19. Nada hay más indigno que revelar aquello que se nos ha confiado con carácter de reserva, o que nosotros mismos conocemos debe reservarse, aunque para ello no se nos haya hecho especial recomendación. El que no sabe guardar un secreto, no es apto para entender en ningún negocio de importancia; y aún cuando semejante defecto no tenga origen en un corazón desleal, él arguye por lo menos un carácter ligero y vulgar, que aleja siempre la estimación y la confianza de las personas sensatas.

Más como puede suceder que nos veamos en la necesidad de hablar sobre alguna cosa de naturaleza reservada, conviene desde luego advertir que en esto debe guiamos una profunda prudencia, y que raro será el caso en que no sea una vileza y una perfidia el transmitir lo que se nos ha confiado bajo la condición de una severa reserva.

20. En cuanto a imponer a los demás de aquellos asuntos de naturaleza reservada que tan sólo a nosotros nos conciernen, pensemos que cuando esto no esté justificado por graves motivos, apareceremos notablemente indiscretos y vulgares; y que al mismo tiempo habrá de considerársenos como indignos de toda confianza, por cuanto no es presumible que sepa reservar las cosas ajenas quien no sabe reservar las suyas propias.

21. Todavía deberemos ser más prudentes y reservados respecto de los secretos y disgustos de familia. Es imposible conceder ningún grado de circunspección y delicadeza, a aquel que impone a los extraños de asuntos de esta naturaleza, sin que a ello le obliguen razones muy poderosas y de alta conveniencia para la propia familia.

22. Cuando una persona nos manifieste las quejas que tenga de sus parientes o amigos, o incurra en la indignidad de hablarnos en términos a ellos ofensivos, guardémonos de proferir ni una sola expresión en apoyo de sus ideas; y si por cortesía debiéramos alguna vez tomar la palabra, hagámoslo de una manera neutral y siempre conciliadora, y procuremos delicadamente hacer girar la conversación sobre otro asunto cualquiera.

23. No cedamos jamás a las excitaciones directas o indirectas que se nos hagan, para injerimos en las disenciones que aquejen a una familia, cuando no nos sea dable contribuir eficazmente a restablecer en ella la paz y la armonía.

24. Cuando la persona con quien hablamos está desavenida con su familia, es poco tacto preguntarle por ésta, o hacer en la conversación alguna alusión que bajo tal respecto pueda ponerla en embarazo.

25. Cuando después de algún tiempo de ausencia, nos encontremos por primera vez reunidos con  dos amigos nuestros que lo hayan sido también entre sí, no les dirijamos la palabra de manera que los pongamos en la necesidad de hablarse o extenderse amigablemente, mientras no observemos que existe entre ellos la misma armonía que antes de nuestra ausencia.
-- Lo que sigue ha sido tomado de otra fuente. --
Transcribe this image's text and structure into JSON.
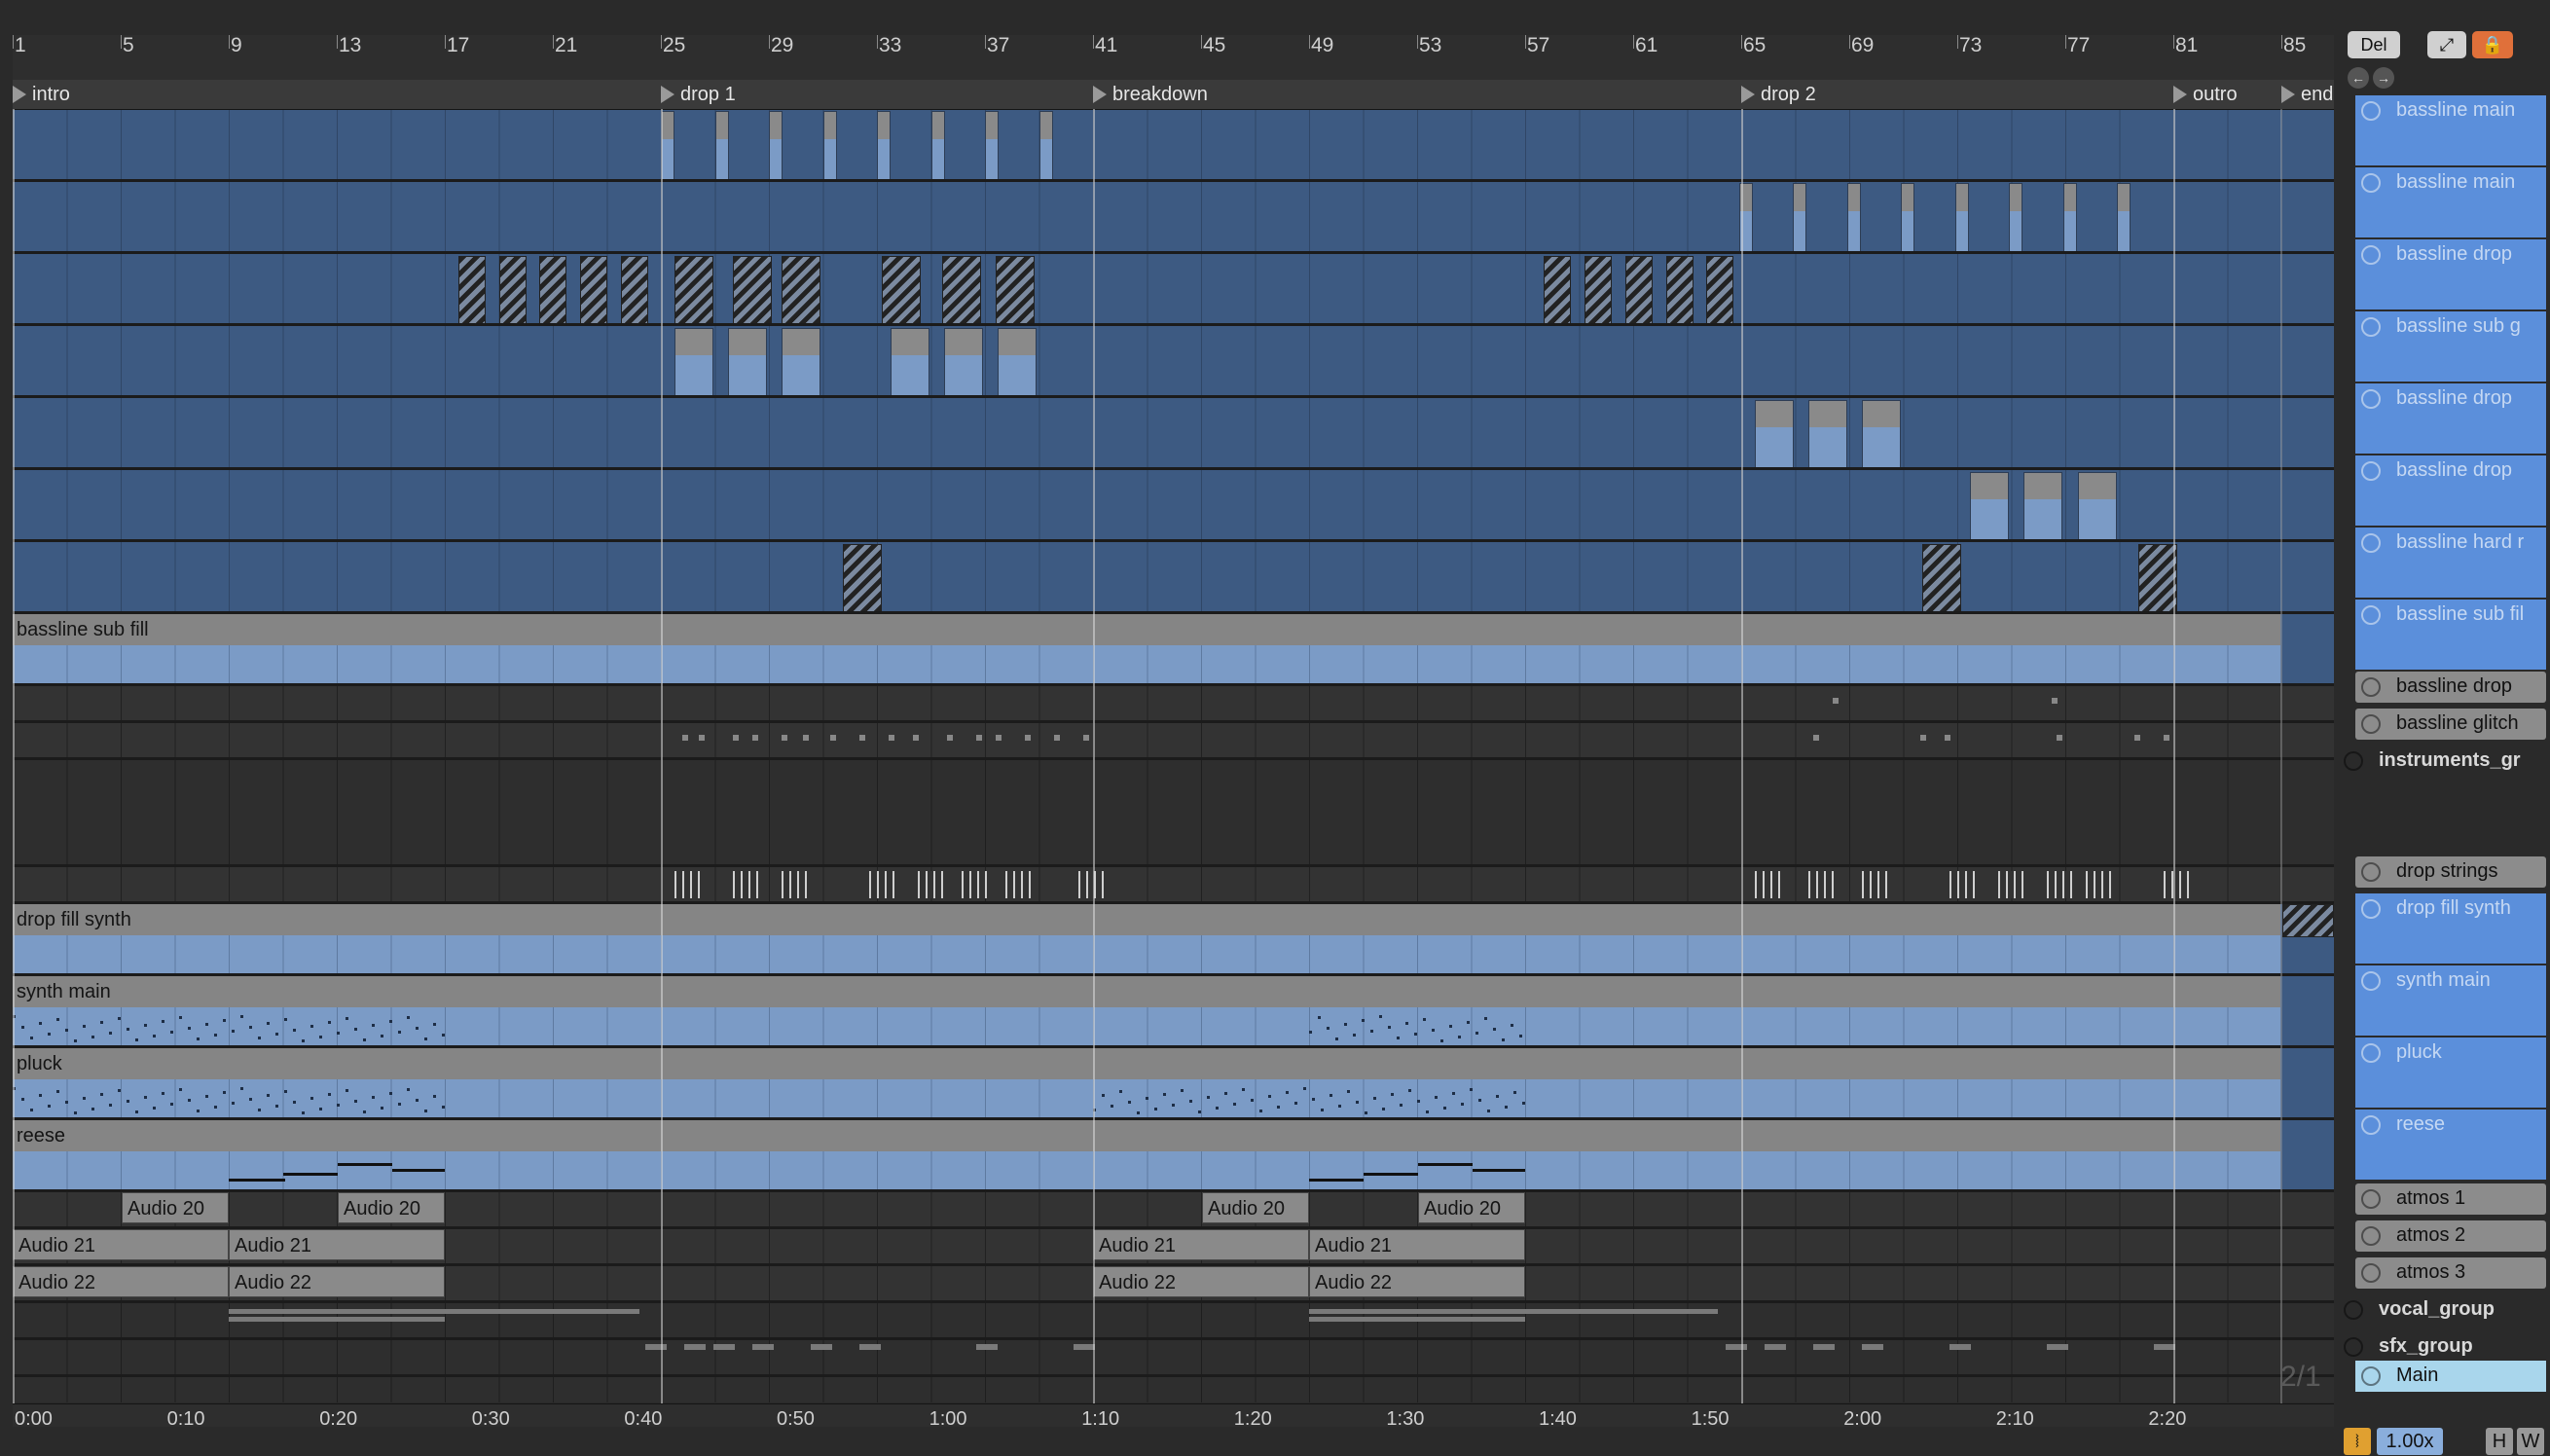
{
  "ruler": {
    "bars": [
      "1",
      "5",
      "9",
      "13",
      "17",
      "21",
      "25",
      "29",
      "33",
      "37",
      "41",
      "45",
      "49",
      "53",
      "57",
      "61",
      "65",
      "69",
      "73",
      "77",
      "81",
      "85"
    ]
  },
  "locators": [
    "intro",
    "drop 1",
    "breakdown",
    "drop 2",
    "outro",
    "end"
  ],
  "lanes": {
    "bassline_sub_fill": "bassline sub fill",
    "drop_fill_synth": "drop fill synth",
    "synth_main": "synth main",
    "pluck": "pluck",
    "reese": "reese"
  },
  "audio_clips": {
    "audio20": "Audio 20",
    "audio21": "Audio 21",
    "audio22": "Audio 22"
  },
  "time_ruler": [
    "0:00",
    "0:10",
    "0:20",
    "0:30",
    "0:40",
    "0:50",
    "1:00",
    "1:10",
    "1:20",
    "1:30",
    "1:40",
    "1:50",
    "2:00",
    "2:10",
    "2:20"
  ],
  "controls": {
    "del_label": "Del",
    "page_fraction": "2/1",
    "zoom": "1.00x",
    "h_label": "H",
    "w_label": "W"
  },
  "tracks": [
    {
      "label": "bassline main"
    },
    {
      "label": "bassline main"
    },
    {
      "label": "bassline drop"
    },
    {
      "label": "bassline sub g"
    },
    {
      "label": "bassline drop"
    },
    {
      "label": "bassline drop"
    },
    {
      "label": "bassline hard r"
    },
    {
      "label": "bassline sub fil"
    },
    {
      "label": "bassline drop"
    },
    {
      "label": "bassline glitch"
    },
    {
      "label": "instruments_gr"
    },
    {
      "label": "drop strings"
    },
    {
      "label": "drop fill synth"
    },
    {
      "label": "synth main"
    },
    {
      "label": "pluck"
    },
    {
      "label": "reese"
    },
    {
      "label": "atmos 1"
    },
    {
      "label": "atmos 2"
    },
    {
      "label": "atmos 3"
    },
    {
      "label": "vocal_group"
    },
    {
      "label": "sfx_group"
    },
    {
      "label": "Main"
    }
  ],
  "colors": {
    "lane_blue": "#3d5a82",
    "clip_blue": "#7b9bc6",
    "track_blue": "#5b8fdb",
    "main_track": "#a9d6ec",
    "record_orange": "#e0703a"
  }
}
Y evitemos siempre poner en aquel caso a dos personas que sabemos se encuentran desavenidas o a quienes tengamos motivos para creer no les sea agradable el tratarse.

26. Si una persona de poco tacto llegare a ponernos en el caso de dirigir la palabra a otra con la cual estemos mal avenidos, hagámoslo de una manera cortés y afable, pues sean cuales fueren nuestros resentimientos, en aquel acto sería altamente impropia toda muestra de repugnancia o desabrimiento. Y si nuestro desacuerdo procede por causa de naturaleza grave, y nos costare por tanto un grande esfuerzo el manifestar afabilidad, siempre tendremos el recurso de retiramos pasado un breve rato.
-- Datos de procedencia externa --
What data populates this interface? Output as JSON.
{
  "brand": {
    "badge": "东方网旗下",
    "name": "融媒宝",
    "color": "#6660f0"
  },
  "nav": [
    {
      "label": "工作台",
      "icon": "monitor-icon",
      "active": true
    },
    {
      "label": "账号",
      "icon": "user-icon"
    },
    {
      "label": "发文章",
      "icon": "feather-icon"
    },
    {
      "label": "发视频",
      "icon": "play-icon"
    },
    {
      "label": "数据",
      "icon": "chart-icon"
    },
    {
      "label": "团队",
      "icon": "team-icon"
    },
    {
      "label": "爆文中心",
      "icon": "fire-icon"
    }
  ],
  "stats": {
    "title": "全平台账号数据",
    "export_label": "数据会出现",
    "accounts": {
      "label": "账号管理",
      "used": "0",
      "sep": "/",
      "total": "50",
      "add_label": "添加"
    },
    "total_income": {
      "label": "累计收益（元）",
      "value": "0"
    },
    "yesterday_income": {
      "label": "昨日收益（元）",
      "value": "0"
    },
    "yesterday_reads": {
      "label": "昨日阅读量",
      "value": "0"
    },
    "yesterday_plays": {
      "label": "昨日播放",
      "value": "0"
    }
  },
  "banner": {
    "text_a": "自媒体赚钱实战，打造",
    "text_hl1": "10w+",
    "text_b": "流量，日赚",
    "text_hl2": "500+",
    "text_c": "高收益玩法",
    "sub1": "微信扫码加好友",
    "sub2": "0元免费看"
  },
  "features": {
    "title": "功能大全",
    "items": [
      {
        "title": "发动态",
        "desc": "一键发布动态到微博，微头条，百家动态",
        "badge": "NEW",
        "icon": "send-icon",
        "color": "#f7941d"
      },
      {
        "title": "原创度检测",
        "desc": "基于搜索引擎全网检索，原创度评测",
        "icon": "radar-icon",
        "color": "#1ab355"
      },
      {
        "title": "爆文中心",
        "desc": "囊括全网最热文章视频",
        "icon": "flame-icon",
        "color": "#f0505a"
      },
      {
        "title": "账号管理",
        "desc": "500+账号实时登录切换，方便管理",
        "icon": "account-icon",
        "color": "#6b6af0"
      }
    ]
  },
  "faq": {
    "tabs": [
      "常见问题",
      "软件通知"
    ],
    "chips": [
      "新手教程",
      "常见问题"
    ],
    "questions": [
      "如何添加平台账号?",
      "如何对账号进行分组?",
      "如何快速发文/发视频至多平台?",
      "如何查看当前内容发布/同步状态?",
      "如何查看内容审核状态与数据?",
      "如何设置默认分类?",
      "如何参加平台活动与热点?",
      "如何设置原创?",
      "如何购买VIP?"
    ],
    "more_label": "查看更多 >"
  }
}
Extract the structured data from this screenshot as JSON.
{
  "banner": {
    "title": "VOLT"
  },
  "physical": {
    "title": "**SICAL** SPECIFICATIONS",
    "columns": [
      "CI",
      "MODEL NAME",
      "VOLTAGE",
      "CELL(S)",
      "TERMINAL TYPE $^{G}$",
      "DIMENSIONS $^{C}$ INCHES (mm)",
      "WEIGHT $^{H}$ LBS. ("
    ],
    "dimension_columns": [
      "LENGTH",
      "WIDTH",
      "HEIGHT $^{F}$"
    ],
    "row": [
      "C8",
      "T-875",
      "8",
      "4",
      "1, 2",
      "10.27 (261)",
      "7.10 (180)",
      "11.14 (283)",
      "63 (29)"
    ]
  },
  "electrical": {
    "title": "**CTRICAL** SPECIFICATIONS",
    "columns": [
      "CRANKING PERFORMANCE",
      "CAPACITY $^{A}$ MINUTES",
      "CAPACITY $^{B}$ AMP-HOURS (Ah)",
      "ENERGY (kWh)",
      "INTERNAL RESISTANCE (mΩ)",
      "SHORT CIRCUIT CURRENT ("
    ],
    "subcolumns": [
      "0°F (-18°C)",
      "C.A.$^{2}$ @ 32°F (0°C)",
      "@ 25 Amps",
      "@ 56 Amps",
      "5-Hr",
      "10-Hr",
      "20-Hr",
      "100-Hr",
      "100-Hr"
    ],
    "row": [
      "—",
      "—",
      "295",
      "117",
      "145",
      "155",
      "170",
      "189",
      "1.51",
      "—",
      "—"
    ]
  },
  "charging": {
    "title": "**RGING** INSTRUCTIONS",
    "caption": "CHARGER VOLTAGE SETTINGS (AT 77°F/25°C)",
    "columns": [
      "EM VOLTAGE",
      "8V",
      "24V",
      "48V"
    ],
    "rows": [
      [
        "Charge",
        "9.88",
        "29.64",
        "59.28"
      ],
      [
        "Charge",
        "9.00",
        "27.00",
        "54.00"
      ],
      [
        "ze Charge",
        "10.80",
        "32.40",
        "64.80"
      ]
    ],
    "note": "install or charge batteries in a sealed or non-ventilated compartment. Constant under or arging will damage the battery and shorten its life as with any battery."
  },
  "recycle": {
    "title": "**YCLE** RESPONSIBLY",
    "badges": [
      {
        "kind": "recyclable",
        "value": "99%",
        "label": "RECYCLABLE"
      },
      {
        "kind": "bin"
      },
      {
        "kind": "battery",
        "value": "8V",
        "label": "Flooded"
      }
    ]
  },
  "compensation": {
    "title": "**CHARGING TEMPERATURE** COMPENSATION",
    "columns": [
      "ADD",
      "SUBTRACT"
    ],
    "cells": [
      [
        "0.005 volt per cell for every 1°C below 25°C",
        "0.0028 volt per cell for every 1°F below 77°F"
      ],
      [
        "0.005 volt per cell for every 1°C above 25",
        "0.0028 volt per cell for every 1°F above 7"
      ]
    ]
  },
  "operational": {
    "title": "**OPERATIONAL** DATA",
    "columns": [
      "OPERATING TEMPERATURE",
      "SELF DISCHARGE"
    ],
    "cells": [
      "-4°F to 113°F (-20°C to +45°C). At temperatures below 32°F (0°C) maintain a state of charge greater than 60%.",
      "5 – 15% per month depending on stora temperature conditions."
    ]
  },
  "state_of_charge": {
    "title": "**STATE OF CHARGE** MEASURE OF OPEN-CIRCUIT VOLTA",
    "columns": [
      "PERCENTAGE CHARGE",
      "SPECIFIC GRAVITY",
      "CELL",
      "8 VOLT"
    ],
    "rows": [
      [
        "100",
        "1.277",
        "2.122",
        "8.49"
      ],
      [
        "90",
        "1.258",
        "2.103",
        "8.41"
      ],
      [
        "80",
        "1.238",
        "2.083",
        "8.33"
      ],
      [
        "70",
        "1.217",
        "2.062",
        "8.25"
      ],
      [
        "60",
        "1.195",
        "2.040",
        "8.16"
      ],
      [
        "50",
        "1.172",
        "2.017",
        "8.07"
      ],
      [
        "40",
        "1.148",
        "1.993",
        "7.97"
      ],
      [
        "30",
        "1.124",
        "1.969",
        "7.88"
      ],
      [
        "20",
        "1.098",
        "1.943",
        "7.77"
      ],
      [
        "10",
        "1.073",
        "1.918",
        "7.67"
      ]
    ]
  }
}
27. Cuando una persona que nos haya ofendido se dirija a nosotros con el objeto de satisfacernos, mostrémonos con ella delicados, generosos y afables; y si el asunto de que se trate no valiera la pena de entrar en detenidas explicaciones, saquémosla prontamente del embarazo que siempre se experimenta en tales casos, manifestándole que su sola intención nos deja satisfechos, y excitándola con ingenuo y amistoso empeño a variar la conversación. Estas consideraciones hacia la persona que expresa el deseo de satisfacer a otra, serán todavía más esmeradas cuando un caballero haya de tributarías a una señora.

28. Ninguna consideración puede obligarnos a cultivar relaciones que evidentemente hayan llegado a sernos perjudiciales; pero nada nos autoriza tampoco para cortarlas bruscamente, en tanto que nos sea posible contemplar el amor propio de personas de quienes hemos recibido muestras de estimación y afecto. Cuando nos veamos, pues, en tan penosa necesidad, apelemos a las frías fórmulas de la etiqueta, de que usaremos sin dejar nunca de ser afables; y omitiendo todo acto de familiaridad en el trato con la persona a quien nos importa alejar de nosotros, conseguiremos indudablemente nuestro objeto, sin causarle el sonrojo de manifestárselo por medio de un acto explícito.

29. Siempre que una persona incurra a nuestra presencia en una falta cualquiera, usemos de un discreto disimulo, y aparezcamos como si nada hubiésemos advertido.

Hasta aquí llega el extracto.